On Sept. 19, 1961, Betty and Barney Hill made their way back from Montreal to their home in Portsmouth, N.H., after a vacation.
Driving in a 1957 Chevrolet, the couple were traveling south of Lancaster through the Franconia Notch when they stopped to let their dog take a walk. First Betty and then Barney began watching a strange flying object.
It resembled an enormous pancake, and would descend and hover over them. Spooked by the object, Barney began driving south while Betty kept her eyes on the sky. Both described an unusual buzzing sound and an odd vibration in the car as they continued travelling through the Notch, and then they remembered nothing of the trip until they were passing through Ashland, some 35 miles later.

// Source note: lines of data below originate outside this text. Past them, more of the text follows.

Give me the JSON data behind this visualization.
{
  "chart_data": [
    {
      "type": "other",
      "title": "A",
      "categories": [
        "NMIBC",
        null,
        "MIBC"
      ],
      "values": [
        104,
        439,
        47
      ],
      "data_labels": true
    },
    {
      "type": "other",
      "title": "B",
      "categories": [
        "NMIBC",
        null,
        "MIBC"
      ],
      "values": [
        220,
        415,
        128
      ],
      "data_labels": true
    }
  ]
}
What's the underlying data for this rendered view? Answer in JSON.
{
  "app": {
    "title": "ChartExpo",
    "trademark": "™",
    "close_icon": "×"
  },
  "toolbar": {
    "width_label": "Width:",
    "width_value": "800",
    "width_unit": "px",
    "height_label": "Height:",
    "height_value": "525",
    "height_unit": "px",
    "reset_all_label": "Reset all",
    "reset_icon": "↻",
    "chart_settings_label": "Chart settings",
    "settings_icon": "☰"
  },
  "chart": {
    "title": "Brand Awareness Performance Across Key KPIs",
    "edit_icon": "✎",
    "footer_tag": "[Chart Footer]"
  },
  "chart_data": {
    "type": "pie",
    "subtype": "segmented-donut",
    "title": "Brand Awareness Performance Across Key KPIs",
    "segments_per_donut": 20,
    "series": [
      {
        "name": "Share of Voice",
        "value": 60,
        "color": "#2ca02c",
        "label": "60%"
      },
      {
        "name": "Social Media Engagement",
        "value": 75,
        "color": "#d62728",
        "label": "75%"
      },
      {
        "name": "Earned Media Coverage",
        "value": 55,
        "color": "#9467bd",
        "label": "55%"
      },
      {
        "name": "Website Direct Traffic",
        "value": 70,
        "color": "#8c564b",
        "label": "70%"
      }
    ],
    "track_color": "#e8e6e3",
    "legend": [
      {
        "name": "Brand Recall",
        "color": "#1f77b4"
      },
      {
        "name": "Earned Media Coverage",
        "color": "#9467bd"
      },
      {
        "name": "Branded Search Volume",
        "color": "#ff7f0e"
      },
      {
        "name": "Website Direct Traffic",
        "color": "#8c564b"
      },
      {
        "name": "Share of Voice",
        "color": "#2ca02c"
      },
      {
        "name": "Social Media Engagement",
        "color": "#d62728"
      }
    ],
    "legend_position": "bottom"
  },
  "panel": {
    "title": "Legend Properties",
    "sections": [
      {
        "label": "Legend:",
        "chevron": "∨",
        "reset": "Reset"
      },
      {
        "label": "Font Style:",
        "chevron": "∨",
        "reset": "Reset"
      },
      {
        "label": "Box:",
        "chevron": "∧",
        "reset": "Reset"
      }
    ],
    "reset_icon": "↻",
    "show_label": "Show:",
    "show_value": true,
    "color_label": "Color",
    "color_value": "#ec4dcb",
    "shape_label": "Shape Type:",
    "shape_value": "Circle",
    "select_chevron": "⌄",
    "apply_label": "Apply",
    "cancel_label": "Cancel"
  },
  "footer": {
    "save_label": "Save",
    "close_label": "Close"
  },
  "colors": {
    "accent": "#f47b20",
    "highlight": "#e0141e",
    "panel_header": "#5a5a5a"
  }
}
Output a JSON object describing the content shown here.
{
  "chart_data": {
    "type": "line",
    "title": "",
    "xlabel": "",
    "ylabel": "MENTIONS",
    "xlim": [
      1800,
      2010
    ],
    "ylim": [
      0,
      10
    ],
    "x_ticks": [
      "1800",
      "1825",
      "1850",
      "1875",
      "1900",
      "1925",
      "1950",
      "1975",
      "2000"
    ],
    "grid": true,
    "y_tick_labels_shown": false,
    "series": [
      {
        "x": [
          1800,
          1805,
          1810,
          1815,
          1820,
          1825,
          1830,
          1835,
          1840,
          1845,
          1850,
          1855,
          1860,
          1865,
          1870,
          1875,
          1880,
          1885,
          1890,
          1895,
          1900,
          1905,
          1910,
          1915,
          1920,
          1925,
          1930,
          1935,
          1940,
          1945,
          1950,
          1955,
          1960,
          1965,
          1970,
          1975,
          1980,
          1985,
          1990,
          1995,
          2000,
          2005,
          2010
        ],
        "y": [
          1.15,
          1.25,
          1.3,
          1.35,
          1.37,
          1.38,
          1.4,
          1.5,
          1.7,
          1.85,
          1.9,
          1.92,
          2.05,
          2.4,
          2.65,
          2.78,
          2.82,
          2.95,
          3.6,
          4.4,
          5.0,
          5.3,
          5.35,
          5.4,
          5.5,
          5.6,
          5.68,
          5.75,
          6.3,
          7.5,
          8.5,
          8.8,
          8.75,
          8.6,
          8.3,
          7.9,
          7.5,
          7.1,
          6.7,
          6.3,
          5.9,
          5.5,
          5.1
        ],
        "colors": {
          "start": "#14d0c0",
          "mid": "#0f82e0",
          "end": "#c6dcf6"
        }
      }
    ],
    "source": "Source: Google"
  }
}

When they arrived at home, the Hills found that their watches had stopped working (they would never work again), they observed unusual markings on the trunk of their car, and the trip had taken them two hours longer than they expected. During this lost time, the Hills would come to believe they had been taken into a space ship for examination.
The Hills reported the incident to the Air Force, and were interviewed about the experience. The Air Force interviewer concluded the Hills had probably mistaken Jupiter for a flying saucer. Over the next year, the Hills would struggle to recall the events of that night, returning to the White Mountains to look for the locations where they saw the flying craft.
They tried hypnosis to recover memories of the lost two-hours. Betty had begun dreaming frequently about that night, and through hypnosis recovered memories of a star map that aliens had shown her that she thought described where they had come from.
The Hills gradually filled in details of the events of that night, recalling an actual examination by aliens and developing a clearer description of the aliens. They kept their story largely to themselves until 1963, when they shared details of it with members of their church.
In November of 1963 they would tell the story to a group of UFO enthusiasts in Quincy, Mass. And on October of 1965, the story would finally explode when the Boston Traveler published an account of their story drawn from a recording of the Quincy meeting.
The Hills would work with author John G. Fuller on a book about their experiences, The Interrupted Journey. Over the years, the Hills stuck to their story. Skeptics would come up with numerous theories about the Hills. Some would argue that they mistook an aircraft warning light at the top of Cannon Mountain for a flying saucer. Others suggested hallucinations.
Barney, a mailman, would die in 1969, Betty, a social worker, in 2004. Their story would be reproduced in books, magazine articles and on television many times. Though many doubted that the Hills had been abducted and examined by aliens, no one suggested that the Hills did not sincerely believe the story they told.